I wrote a small standalone probe that creates a temporary package for each
candidate name, then asks Mojo to compile imports of both forms:
from keyword import keyword_package_probe_value
from probe_root.keyword import keyword_package_probe_value
The probe is here:
pixi run bash issues/mojo_keyword_package_names.sh
Tested with:
Mojo 1.0.0b2.dev2026051506 (795a5e20)
# Result
These names were accepted without escaping, both as a top-level package name and
as a dotted package segment:
AnyType Bool _mlir_op borrowed capturing constrained deinit inout let mut out owned raises read take
These names were rejected without escaping:
False None Self True alias and as async await break class comptime continue def elif else except finally fn for from global if import in lambda nonlocal not or pass raise ref return struct trait try var while with yield
The top-level and dotted-segment results were identical in this test.
# Why I am asking
Some of the accepted names surprised me. For example, `mut`, `out`, `read`,
`deinit`, and `take` are treated as reserved in other syntactic positions, but
they are accepted as unescaped package path segments:
from mut import keyword_package_probe_value
from probe_root.mut import keyword_package_probe_value
Meanwhile, names like `ref`, `var`, `def`, and `struct` are rejected.

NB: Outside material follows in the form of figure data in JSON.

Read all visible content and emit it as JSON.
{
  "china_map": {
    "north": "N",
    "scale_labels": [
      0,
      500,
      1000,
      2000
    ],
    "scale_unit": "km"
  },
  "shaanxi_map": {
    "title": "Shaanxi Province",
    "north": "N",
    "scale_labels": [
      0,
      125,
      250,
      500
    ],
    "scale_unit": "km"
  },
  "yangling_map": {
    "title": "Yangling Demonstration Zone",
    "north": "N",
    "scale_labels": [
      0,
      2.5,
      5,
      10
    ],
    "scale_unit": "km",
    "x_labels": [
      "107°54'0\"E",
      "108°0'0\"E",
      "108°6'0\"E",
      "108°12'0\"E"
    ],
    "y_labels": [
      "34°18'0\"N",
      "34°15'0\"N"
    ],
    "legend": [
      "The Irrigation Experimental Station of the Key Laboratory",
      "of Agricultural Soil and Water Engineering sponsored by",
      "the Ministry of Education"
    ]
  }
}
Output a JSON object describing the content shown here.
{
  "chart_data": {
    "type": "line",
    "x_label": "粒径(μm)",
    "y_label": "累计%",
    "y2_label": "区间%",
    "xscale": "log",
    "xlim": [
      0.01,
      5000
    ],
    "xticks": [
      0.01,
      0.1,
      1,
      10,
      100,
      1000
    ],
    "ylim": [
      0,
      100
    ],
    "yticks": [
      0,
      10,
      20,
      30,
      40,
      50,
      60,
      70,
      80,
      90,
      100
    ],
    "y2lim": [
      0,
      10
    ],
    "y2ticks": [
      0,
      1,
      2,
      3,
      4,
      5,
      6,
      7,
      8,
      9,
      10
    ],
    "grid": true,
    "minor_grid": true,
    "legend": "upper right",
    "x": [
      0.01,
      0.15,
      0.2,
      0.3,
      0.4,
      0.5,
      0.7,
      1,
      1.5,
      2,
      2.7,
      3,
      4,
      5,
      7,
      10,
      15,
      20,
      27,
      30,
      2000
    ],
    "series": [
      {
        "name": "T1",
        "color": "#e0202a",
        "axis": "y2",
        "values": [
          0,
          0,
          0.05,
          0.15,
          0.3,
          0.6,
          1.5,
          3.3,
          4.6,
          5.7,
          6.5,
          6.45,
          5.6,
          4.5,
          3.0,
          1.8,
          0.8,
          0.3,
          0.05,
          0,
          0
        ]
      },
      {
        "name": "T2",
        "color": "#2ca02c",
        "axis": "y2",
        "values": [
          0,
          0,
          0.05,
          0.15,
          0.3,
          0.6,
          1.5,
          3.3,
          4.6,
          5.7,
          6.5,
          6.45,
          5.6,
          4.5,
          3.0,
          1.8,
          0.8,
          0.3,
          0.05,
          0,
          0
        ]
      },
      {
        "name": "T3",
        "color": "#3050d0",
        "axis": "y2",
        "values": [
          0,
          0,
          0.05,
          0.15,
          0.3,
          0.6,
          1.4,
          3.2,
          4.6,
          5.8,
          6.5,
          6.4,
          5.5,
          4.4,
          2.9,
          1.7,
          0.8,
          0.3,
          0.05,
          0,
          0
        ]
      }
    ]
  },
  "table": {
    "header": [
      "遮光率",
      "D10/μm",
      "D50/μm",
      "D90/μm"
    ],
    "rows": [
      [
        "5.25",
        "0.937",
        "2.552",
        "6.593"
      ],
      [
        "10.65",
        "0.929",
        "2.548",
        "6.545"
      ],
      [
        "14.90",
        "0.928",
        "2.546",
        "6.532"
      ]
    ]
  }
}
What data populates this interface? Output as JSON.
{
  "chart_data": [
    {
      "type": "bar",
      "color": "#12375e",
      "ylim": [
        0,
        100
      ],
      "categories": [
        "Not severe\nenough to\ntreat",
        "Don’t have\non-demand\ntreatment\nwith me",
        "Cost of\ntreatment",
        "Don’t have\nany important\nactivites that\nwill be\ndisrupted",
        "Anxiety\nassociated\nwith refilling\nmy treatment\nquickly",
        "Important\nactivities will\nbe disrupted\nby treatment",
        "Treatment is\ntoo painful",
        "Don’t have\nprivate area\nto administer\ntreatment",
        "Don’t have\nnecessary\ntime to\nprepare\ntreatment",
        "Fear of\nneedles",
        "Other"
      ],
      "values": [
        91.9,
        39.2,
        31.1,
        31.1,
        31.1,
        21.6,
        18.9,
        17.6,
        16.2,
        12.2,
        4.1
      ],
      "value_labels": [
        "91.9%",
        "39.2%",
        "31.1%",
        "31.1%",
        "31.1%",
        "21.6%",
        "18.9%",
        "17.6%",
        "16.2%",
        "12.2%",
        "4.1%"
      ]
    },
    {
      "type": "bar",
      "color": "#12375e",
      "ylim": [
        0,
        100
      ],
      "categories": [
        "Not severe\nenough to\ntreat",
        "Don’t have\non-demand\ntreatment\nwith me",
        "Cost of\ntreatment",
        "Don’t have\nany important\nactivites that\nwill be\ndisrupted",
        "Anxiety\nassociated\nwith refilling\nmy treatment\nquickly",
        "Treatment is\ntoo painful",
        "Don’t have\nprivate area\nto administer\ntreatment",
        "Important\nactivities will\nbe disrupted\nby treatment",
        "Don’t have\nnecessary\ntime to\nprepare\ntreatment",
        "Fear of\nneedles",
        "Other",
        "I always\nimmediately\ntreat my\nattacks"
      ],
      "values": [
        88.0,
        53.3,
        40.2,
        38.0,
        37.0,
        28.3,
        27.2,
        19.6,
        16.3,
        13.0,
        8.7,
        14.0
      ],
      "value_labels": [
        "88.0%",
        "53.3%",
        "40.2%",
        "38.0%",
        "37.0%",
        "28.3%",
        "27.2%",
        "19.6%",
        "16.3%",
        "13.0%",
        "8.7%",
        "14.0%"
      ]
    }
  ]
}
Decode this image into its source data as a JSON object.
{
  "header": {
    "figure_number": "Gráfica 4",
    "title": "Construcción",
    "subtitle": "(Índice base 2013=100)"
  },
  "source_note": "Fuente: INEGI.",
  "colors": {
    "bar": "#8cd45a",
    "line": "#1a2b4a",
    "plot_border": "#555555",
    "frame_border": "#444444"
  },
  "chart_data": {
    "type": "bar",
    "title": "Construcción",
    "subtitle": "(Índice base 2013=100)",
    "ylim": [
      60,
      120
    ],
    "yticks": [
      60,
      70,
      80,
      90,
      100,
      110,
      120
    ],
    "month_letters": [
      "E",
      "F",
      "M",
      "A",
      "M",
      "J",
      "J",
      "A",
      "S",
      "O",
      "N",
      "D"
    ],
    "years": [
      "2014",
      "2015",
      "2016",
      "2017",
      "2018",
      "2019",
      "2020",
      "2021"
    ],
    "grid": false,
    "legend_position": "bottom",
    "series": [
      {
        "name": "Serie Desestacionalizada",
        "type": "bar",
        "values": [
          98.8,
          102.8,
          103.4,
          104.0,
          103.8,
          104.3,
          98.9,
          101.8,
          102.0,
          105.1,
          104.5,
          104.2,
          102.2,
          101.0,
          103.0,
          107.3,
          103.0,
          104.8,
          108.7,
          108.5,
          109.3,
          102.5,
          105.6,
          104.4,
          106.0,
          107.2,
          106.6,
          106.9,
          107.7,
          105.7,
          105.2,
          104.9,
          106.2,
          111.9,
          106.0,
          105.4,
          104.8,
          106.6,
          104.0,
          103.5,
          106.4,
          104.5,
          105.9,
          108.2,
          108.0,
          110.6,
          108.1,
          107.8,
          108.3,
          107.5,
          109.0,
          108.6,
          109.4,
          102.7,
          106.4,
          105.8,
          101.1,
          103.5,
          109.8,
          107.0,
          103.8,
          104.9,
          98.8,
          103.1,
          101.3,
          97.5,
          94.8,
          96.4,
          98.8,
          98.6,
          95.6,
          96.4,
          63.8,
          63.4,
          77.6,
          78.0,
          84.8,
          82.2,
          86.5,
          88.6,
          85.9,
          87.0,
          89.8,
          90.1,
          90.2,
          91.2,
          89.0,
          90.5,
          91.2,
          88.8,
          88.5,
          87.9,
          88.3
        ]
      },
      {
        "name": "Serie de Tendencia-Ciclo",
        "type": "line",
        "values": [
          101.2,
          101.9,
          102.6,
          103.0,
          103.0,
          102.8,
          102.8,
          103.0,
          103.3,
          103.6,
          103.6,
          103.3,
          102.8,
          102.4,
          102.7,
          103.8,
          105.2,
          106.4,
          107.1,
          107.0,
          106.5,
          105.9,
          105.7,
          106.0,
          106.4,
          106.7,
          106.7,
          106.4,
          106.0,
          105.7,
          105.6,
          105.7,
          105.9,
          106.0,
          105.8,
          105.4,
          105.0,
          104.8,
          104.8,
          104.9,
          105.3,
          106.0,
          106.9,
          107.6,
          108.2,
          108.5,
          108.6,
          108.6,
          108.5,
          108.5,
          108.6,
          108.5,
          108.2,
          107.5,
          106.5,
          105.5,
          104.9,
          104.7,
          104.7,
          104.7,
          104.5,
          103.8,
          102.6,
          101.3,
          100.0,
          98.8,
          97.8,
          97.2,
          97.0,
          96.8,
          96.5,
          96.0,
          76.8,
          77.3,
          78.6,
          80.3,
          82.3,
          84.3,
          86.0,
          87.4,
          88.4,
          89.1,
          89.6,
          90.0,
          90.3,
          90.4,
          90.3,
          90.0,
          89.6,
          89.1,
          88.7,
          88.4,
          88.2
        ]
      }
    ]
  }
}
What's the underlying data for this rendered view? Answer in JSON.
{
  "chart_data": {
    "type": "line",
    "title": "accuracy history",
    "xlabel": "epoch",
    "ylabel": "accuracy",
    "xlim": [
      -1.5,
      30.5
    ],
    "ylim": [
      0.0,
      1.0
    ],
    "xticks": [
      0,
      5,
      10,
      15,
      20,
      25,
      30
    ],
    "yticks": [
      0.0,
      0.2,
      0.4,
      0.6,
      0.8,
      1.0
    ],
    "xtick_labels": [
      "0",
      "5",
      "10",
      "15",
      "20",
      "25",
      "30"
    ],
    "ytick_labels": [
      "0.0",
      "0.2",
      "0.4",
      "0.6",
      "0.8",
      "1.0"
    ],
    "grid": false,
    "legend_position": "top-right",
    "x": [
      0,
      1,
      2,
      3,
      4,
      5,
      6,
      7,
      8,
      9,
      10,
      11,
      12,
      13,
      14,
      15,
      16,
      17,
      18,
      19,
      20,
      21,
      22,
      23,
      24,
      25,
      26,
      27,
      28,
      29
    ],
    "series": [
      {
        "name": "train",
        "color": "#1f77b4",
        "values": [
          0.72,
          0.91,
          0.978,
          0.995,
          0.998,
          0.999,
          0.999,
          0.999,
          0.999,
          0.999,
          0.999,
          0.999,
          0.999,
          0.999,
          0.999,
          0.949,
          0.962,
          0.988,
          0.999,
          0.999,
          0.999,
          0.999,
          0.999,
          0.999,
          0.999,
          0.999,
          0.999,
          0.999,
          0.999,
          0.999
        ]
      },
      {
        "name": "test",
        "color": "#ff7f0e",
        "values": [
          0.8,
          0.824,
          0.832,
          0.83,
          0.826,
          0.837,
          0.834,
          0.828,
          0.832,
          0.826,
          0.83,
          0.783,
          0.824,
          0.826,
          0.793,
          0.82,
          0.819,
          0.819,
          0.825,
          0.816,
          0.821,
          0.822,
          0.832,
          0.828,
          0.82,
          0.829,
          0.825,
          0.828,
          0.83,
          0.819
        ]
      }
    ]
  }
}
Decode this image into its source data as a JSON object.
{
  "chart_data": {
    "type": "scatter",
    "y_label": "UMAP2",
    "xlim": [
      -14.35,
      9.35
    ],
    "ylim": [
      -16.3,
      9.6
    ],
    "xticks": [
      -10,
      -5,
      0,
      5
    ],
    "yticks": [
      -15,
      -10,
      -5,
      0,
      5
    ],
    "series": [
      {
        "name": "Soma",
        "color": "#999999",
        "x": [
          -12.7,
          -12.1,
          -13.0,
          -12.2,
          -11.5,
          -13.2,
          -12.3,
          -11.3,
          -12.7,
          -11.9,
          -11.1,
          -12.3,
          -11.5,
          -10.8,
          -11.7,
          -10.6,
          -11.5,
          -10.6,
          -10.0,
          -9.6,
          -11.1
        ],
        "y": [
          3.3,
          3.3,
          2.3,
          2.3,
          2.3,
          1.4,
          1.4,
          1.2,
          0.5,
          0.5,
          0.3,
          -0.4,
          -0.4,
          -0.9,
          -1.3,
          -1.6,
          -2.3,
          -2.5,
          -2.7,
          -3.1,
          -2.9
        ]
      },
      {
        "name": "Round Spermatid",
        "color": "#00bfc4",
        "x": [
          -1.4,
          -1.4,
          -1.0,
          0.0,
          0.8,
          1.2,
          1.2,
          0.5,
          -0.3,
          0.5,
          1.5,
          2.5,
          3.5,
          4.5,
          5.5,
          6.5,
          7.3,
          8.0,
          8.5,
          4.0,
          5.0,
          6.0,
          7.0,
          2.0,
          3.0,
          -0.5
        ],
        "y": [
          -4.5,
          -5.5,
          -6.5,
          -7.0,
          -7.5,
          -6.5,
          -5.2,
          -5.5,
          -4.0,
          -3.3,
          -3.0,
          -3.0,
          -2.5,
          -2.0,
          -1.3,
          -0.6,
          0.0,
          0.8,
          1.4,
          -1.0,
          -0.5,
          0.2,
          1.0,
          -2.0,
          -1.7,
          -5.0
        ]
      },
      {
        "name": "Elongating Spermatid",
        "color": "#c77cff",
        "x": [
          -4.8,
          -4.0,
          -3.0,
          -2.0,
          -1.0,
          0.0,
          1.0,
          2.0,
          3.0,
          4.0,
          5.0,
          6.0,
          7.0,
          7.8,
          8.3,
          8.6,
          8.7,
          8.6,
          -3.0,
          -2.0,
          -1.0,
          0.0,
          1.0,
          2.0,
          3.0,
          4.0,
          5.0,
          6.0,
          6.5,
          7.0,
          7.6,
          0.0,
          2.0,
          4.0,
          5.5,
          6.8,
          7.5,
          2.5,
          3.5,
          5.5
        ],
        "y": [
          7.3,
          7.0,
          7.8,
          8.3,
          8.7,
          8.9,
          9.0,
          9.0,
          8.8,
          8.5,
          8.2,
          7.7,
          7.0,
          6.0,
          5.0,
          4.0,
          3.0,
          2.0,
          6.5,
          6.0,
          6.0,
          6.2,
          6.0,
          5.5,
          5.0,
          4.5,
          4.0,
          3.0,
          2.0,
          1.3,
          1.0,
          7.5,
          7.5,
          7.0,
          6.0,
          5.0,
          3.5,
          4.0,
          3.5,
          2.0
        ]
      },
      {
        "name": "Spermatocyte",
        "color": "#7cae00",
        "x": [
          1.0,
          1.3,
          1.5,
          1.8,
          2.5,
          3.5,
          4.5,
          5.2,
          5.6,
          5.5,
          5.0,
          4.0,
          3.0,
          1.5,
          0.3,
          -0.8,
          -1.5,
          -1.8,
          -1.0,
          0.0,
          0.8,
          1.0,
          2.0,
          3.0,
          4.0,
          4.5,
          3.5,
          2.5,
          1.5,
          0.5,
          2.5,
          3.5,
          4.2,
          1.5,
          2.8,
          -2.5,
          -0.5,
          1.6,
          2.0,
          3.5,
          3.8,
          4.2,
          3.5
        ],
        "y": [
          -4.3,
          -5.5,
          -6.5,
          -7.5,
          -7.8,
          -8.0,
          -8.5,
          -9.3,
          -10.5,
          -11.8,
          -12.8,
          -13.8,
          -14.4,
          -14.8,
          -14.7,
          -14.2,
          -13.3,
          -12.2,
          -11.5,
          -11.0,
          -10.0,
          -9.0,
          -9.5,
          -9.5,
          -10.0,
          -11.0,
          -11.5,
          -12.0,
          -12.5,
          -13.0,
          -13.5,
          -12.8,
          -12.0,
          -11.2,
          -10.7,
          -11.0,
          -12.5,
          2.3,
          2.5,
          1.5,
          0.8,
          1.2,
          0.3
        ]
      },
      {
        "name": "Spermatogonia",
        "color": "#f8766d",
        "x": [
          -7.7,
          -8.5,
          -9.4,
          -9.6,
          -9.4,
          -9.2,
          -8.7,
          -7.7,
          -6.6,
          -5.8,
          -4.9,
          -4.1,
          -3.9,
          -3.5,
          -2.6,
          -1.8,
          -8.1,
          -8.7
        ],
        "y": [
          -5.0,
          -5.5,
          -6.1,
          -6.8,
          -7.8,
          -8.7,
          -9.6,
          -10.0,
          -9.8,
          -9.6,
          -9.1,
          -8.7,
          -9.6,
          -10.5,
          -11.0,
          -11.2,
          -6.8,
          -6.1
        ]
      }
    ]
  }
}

Is this split intentional and stable, or is it an implementation detail of the current parser/import grammar?
In particular:
1. Should generated Mojo code conservatively escape all package segments that overlap with contextual or reserved keywords?
2. Is there an official list of words that are illegal as unescaped package path segments?
3. Should package path segments follow the same identifier rules as ordinary local names, or is the import grammar intentionally more permissive?
Thanks! I can share the full probe script if helpful; it just creates temporary `_init_.mojo` files and compiles one generated import file per candidate.